The most commonly used material for producing solar panels is crystalline silicon, but to achieve efficient energy conversion requires an expensive and time-consuming production process. The silicon material needs to have a highly ordered wafer structure and is very sensitive to any impurities, such as dust, so has to be made in a cleanroom.
In the last decade, perovskite materials have emerged as promising alternatives.
The lead salts used to make them are much more abundant and cheaper to produce than crystalline silicon, and they can be prepared in a liquid ink that is simply printed to produce a film of the material.

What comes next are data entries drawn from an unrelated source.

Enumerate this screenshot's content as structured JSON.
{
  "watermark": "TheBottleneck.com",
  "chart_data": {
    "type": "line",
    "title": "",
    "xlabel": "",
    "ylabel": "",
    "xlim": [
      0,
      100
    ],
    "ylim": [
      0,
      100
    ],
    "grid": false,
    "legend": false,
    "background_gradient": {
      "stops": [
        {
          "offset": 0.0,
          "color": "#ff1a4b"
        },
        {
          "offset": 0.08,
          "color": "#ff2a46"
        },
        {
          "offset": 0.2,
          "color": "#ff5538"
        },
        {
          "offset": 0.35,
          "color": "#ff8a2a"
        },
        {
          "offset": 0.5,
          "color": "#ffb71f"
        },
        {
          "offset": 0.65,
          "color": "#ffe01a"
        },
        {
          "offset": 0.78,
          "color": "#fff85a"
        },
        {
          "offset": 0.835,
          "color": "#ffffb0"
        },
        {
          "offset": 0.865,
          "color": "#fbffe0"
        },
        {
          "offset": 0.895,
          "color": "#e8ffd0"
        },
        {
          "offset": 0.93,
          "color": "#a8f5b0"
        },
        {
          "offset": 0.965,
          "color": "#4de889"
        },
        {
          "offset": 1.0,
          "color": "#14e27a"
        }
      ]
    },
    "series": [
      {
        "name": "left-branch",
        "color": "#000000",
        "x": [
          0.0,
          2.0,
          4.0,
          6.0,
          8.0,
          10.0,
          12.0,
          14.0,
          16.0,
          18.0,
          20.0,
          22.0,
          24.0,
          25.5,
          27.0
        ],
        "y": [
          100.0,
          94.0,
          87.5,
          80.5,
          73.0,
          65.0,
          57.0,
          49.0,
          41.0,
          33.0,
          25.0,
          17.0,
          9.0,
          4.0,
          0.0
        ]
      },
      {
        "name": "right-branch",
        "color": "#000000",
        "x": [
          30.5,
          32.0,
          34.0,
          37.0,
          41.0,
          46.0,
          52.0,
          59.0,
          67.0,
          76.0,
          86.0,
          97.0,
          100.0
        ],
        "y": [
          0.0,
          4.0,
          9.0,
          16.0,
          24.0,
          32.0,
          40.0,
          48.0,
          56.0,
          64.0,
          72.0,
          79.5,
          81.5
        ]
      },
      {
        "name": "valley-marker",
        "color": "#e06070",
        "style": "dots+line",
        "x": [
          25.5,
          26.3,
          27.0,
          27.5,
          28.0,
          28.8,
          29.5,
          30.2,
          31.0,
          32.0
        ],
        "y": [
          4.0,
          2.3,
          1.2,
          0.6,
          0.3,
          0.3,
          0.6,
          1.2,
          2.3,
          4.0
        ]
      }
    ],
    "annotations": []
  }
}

The components used to make the perovskite can be changed to give the materials different colours and structural properties, for example, making the films emit different colours or collect sunlight more efficiently.
You only need a very thin film of this perovskite material – around one thousand times thinner than a human hair – to achieve similar efficiencies to the silicon wafers currently used, opening up the possibility of incorporating them into windows or flexible, ultra-lightweight smartphone screens.
“This is the new class of semiconductors that could actually revolutionise all these technologies,” said Sascha Feldmann, a PhD student at Cambridge’s Cavendish Laboratory.
“These materials show very efficient emission when you excite them with energy sources like light or apply a voltage to run an LED.
“This is really useful but it remained unclear why these materials that we process in our labs so much more crudely than these clean-room, high-purity silicon wafers, are performing so well.”